Ou l’éternelle tristesse des enfants du siècle nouveau

Insoutenables longues étreintes

Insoutenables longues étreintes © Francois Passerini

Voici la pièce d’après. D’après les décennies du paraître où les lettres et les plateaux se recouvraient de ces parures qui firent de nous les idiots utiles des flots d’un monde auquel nous ne comprenions rien mais dans lequel nous n’avions d’autre envie plus forte que celle de nous y noyer. La pièce d’après cela, oui. Comme si Charlie, Monica, Amy et Christophe n’étaient autres que les fils de Clay et Blair, héros mortifères du premier roman de Bret Easton Ellis, paru en 1985. À moins qu’ils ne soient ceux de Russell et Corrine Calloway, dont« Les jours enfuis » resteront pour toujours les plus beaux de cette époque. De cette littérature.

Enfants de la vacuité, donc. Mais voici qu’Ivan Viripaev vient sonner ici le glas d’un temps et des postures qui l’incarnaient pour se faire l’auteur des nuits d’ensuite. Celles sans sommeil et sans rire. Celles sans argent et sans filles. Ces nuits où Amy se demande ce qu’il « faut entreprendre pour se sentir vivant ». Et c’est dans la réponse à cette question que se pose toute la beauté première du texte qu’adapte Galin Stoev. Une réponse qui ne parvient pas à se défaire du temps passé et sans le vouloir nous prédit dès le départ l’éternel recommencement des idioties d’alors. Cette réponse relève avant tout d’une certaine conception du théâtre dans laquelle le simple fait de dire les choses crée ex nihilo un réel tangible qui deviendra nôtre, l’espace du temps de la représentation. Ainsi, la première phrase s’annonce comme un manifeste quand Charlie nous assène ces mots qui ne valent que parce qu’ils sont dits mais ne recouvrent aucune réalité : « Là, je te prends par la main et je te conduis à l’autel. » Dès cet instant s’affiche une vérité : l’ontologique douleur qui parcourt les quatre corps que nous avons face à nous ne pourra trouver d’issue que par l’édiction d’une matière qui n’est pas, c’est-à-dire par la folie, ou bien par la fuite du corps, et donc la mort des âmes qui l’habitent.

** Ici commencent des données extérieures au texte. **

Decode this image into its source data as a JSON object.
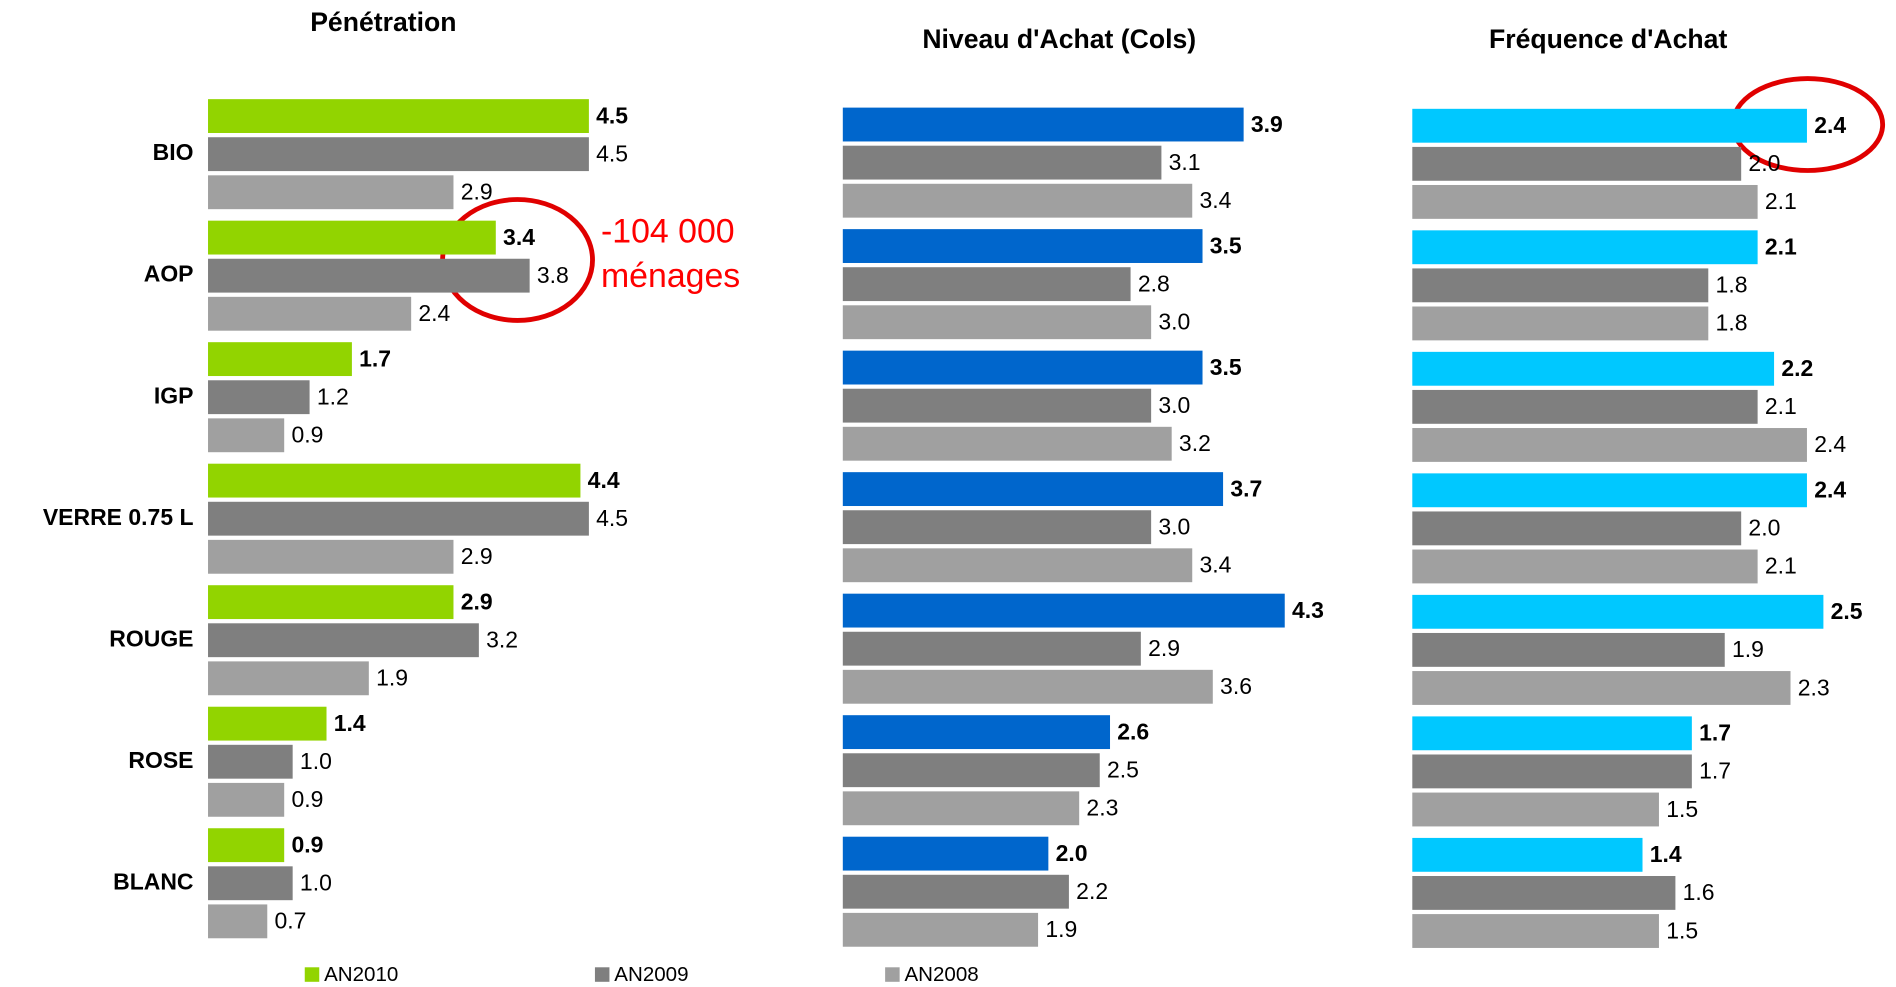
{
  "chart_data": [
    {
      "type": "bar",
      "orientation": "horizontal",
      "title": "Pénétration",
      "categories": [
        "BIO",
        "AOP",
        "IGP",
        "VERRE 0.75 L",
        "ROUGE",
        "ROSE",
        "BLANC"
      ],
      "xlim": [
        0,
        6
      ],
      "annotations": [
        "-104 000",
        "ménages"
      ],
      "series": [
        {
          "name": "AN2010",
          "color": "#92d400",
          "values": [
            4.5,
            3.4,
            1.7,
            4.4,
            2.9,
            1.4,
            0.9
          ],
          "value_labels": [
            "4.5",
            "3.4",
            "1.7",
            "4.4",
            "2.9",
            "1.4",
            "0.9"
          ]
        },
        {
          "name": "AN2009",
          "color": "#7f7f7f",
          "values": [
            4.5,
            3.8,
            1.2,
            4.5,
            3.2,
            1.0,
            1.0
          ],
          "value_labels": [
            "4.5",
            "3.8",
            "1.2",
            "4.5",
            "3.2",
            "1.0",
            "1.0"
          ]
        },
        {
          "name": "AN2008",
          "color": "#a0a0a0",
          "values": [
            2.9,
            2.4,
            0.9,
            2.9,
            1.9,
            0.9,
            0.7
          ],
          "value_labels": [
            "2.9",
            "2.4",
            "0.9",
            "2.9",
            "1.9",
            "0.9",
            "0.7"
          ]
        }
      ]
    },
    {
      "type": "bar",
      "orientation": "horizontal",
      "title": "Niveau d'Achat (Cols)",
      "xlim": [
        0,
        5
      ],
      "series": [
        {
          "color": "#0066cc",
          "values": [
            3.9,
            3.5,
            3.5,
            3.7,
            4.3,
            2.6,
            2.0
          ],
          "value_labels": [
            "3.9",
            "3.5",
            "3.5",
            "3.7",
            "4.3",
            "2.6",
            "2.0"
          ]
        },
        {
          "color": "#7f7f7f",
          "values": [
            3.1,
            2.8,
            3.0,
            3.0,
            2.9,
            2.5,
            2.2
          ],
          "value_labels": [
            "3.1",
            "2.8",
            "3.0",
            "3.0",
            "2.9",
            "2.5",
            "2.2"
          ]
        },
        {
          "color": "#a0a0a0",
          "values": [
            3.4,
            3.0,
            3.2,
            3.4,
            3.6,
            2.3,
            1.9
          ],
          "value_labels": [
            "3.4",
            "3.0",
            "3.2",
            "3.4",
            "3.6",
            "2.3",
            "1.9"
          ]
        }
      ]
    },
    {
      "type": "bar",
      "orientation": "horizontal",
      "title": "Fréquence d'Achat",
      "xlim": [
        0,
        3
      ],
      "series": [
        {
          "color": "#00c8ff",
          "values": [
            2.4,
            2.1,
            2.2,
            2.4,
            2.5,
            1.7,
            1.4
          ],
          "value_labels": [
            "2.4",
            "2.1",
            "2.2",
            "2.4",
            "2.5",
            "1.7",
            "1.4"
          ]
        },
        {
          "color": "#7f7f7f",
          "values": [
            2.0,
            1.8,
            2.1,
            2.0,
            1.9,
            1.7,
            1.6
          ],
          "value_labels": [
            "2.0",
            "1.8",
            "2.1",
            "2.0",
            "1.9",
            "1.7",
            "1.6"
          ]
        },
        {
          "color": "#a0a0a0",
          "values": [
            2.1,
            1.8,
            2.4,
            2.1,
            2.3,
            1.5,
            1.5
          ],
          "value_labels": [
            "2.1",
            "1.8",
            "2.4",
            "2.1",
            "2.3",
            "1.5",
            "1.5"
          ]
        }
      ]
    }
  ]
}
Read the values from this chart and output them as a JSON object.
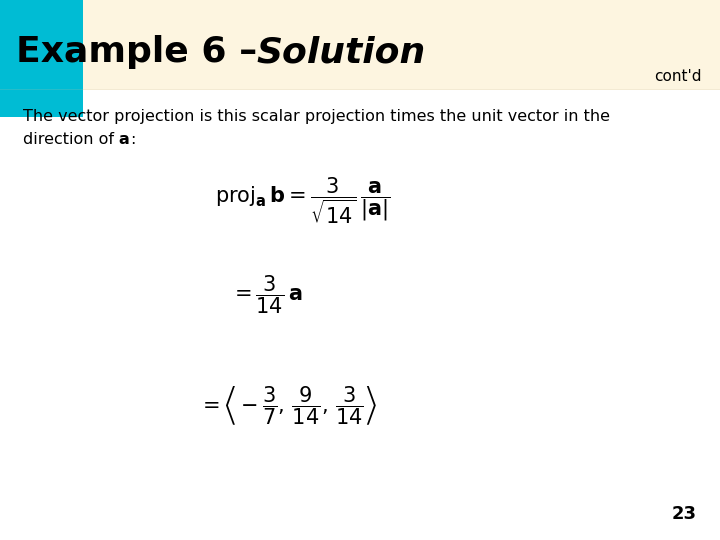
{
  "title": "Example 6 – ",
  "title_italic": "Solution",
  "contd": "cont'd",
  "bg_color": "#fdf5e0",
  "header_box_color": "#00bcd4",
  "header_text_color": "#000000",
  "body_bg": "#ffffff",
  "page_number": "23",
  "body_line1": "The vector projection is this scalar projection times the unit vector in the",
  "body_line2_pre": "direction of ",
  "body_line2_bold": "a",
  "body_line2_post": ":"
}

C’est autour de cette dialectique et vers le gouffre que représente nécessairement son accomplissement que tourne la pièce, avant de nous faire tomber définitivement. Pendant les presque deux heures que dure le récit, nous verrons les personnages se débattre, vivre, se questionner, puis abandonner. Arc-boutés sous le poids d’une recherche de sens qui empêche, nous les verrons petit à petit sombrer dans cette folie puis cette fuite du corps. Un geste désespéré ? Certainement pas, car tout ici dans la mise en scène tend à placer au cœur du propos la voix tonitruante du romantisme de ce texte. D’abord par les corps des comédiens, présents par la force des mouvements qu’ils habitent et la beauté de leurs visages, qui s’affichent au fond du plateau. Ces visages comme pour nous dire que le théâtre est aussi cet endroit où s’ancre pour toujours dans les mémoires le regard qu’avaient les hommes avant de mourir… Leur regard et leurs mots, qui remémorent leur faute originelle aux passagers oublieux du monde, alors qu’Amy s’adresse à Christophe pour lui demander : « Tu me permets de t’étreindre ? » Une simple question qui rappelle à ceux qui en doutent que seule compte encore la rencontre du vivant avec lui-même dont nous parlait déjà Hegel mais que depuis nous n’avons jamais su organiser, et que malgré tout reste un espoir. « Les étoiles sont réelles. Le futur est cette montagne », nous disait Bret Easton Ellis. C’est ici ce que semble répéter Ivan Viripaev, comme pour confirmer le retour du même que nous sommes en train de perpétrer.

La pièce sera présentée au théâtre de la Colline à partir du 18 janvier, et le texte est édité aux Solitaires intempestifs.